Ma da dove proviene allora l'affermazione di De Angelis e Pecchi? Su cosa si basa? Su quali fatti?
Lasciamolo dire a loro stessi.

Si rimane spiazzati dall'audacia dell'implicazione implicita nel ragionamento degli autori: siccome la riteneva artefatta una persona - una soltanto, Giovanni Pietrucci, lo stesso convinto della falsità del "settimo 80 centesimi di Parma", poi smentita dall'Istituto della Patologia del
Libro di Roma - allora la lettera "fin dal suo primo apparire [...] fu considerata, e lo è tuttora, un falso".
E il giramento di testa acquista velocità, se si segue pedissequamente un'argomentazione che balza "dal suo primo apparire negli anni trenta" alla citazione di un testo (quello del Pietrucci) apparso nel 1954, senza alcun riferimento a pubblicazioni degli anni trenta, o giù di lì, in cui la genuinità della lettera veniva posta in discussione.

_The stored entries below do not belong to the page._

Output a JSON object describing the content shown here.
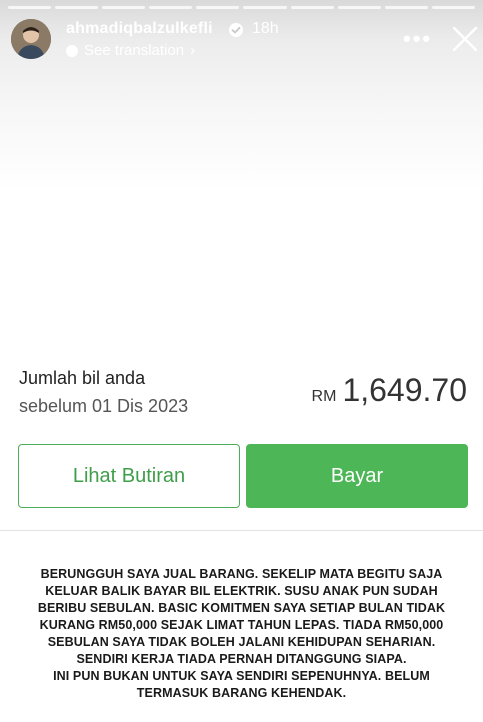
{
  "story": {
    "username": "ahmadiqbalzulkefli",
    "time": "18h",
    "translation_label": "See translation",
    "translation_chevron": "›",
    "more_label": "•••"
  },
  "bill": {
    "label": "Jumlah bil anda",
    "due_date": "sebelum 01 Dis 2023",
    "currency": "RM",
    "amount": "1,649.70"
  },
  "buttons": {
    "details_label": "Lihat Butiran",
    "pay_label": "Bayar"
  },
  "caption": {
    "lines": [
      "BERUNGGUH SAYA JUAL BARANG. SEKELIP MATA BEGITU SAJA",
      "KELUAR BALIK BAYAR BIL ELEKTRIK. SUSU ANAK PUN SUDAH",
      "BERIBU SEBULAN. BASIC KOMITMEN SAYA SETIAP BULAN TIDAK",
      "KURANG RM50,000 SEJAK LIMAT TAHUN LEPAS. TIADA RM50,000",
      "SEBULAN SAYA TIDAK BOLEH JALANI KEHIDUPAN SEHARIAN.",
      "SENDIRI KERJA TIADA PERNAH DITANGGUNG SIAPA.",
      "INI PUN BUKAN UNTUK SAYA SENDIRI SEPENUHNYA. BELUM",
      "TERMASUK BARANG KEHENDAK."
    ]
  },
  "colors": {
    "accent_green": "#4db656",
    "outline_green": "#4cae56"
  },
  "icons": {
    "verified": "verified-badge-icon",
    "close": "close-icon",
    "more": "more-options-icon"
  }
}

Anche la prosa è distonica rispetto alla tesi sostenuta: gli autori parlano di una "eccezionale affrancatura mista borbonica-luogotenenziale", una qualifica ben strana, grottesca, per un pezzo giudicato artefatto.
 
 Non voglio sottilizzare oltre sugli aspetti lessicali - sebbene sia convito che ogni concessione alla precisione del linguaggio si trasformi ben presto in concessioni alla raffinatezza di pensiero - e passo perciò alle ragioni per cui il Pietrucci questionava sulla lettera, così come riproposte da De Angelis e Pecchi:
- l'importo dell'affrancatura, grani 7 e ¼, non corrispondeva a nessuna tariffa postale dell'epoca;
- dalla lettera si legge l'importo di 8 grana apposto dall'ufficiale postale;
- l'impronta dei due bolli mostra caratteristiche differenti: quello sulla "Croce" non corrisponde con la prosecuzione dell'annullo sul 2 grana;
- i francobolli non mostrano la stessa "patina del tempo" come dovrebbe essere naturale per esemplari giunti a noi sulla stessa lettera.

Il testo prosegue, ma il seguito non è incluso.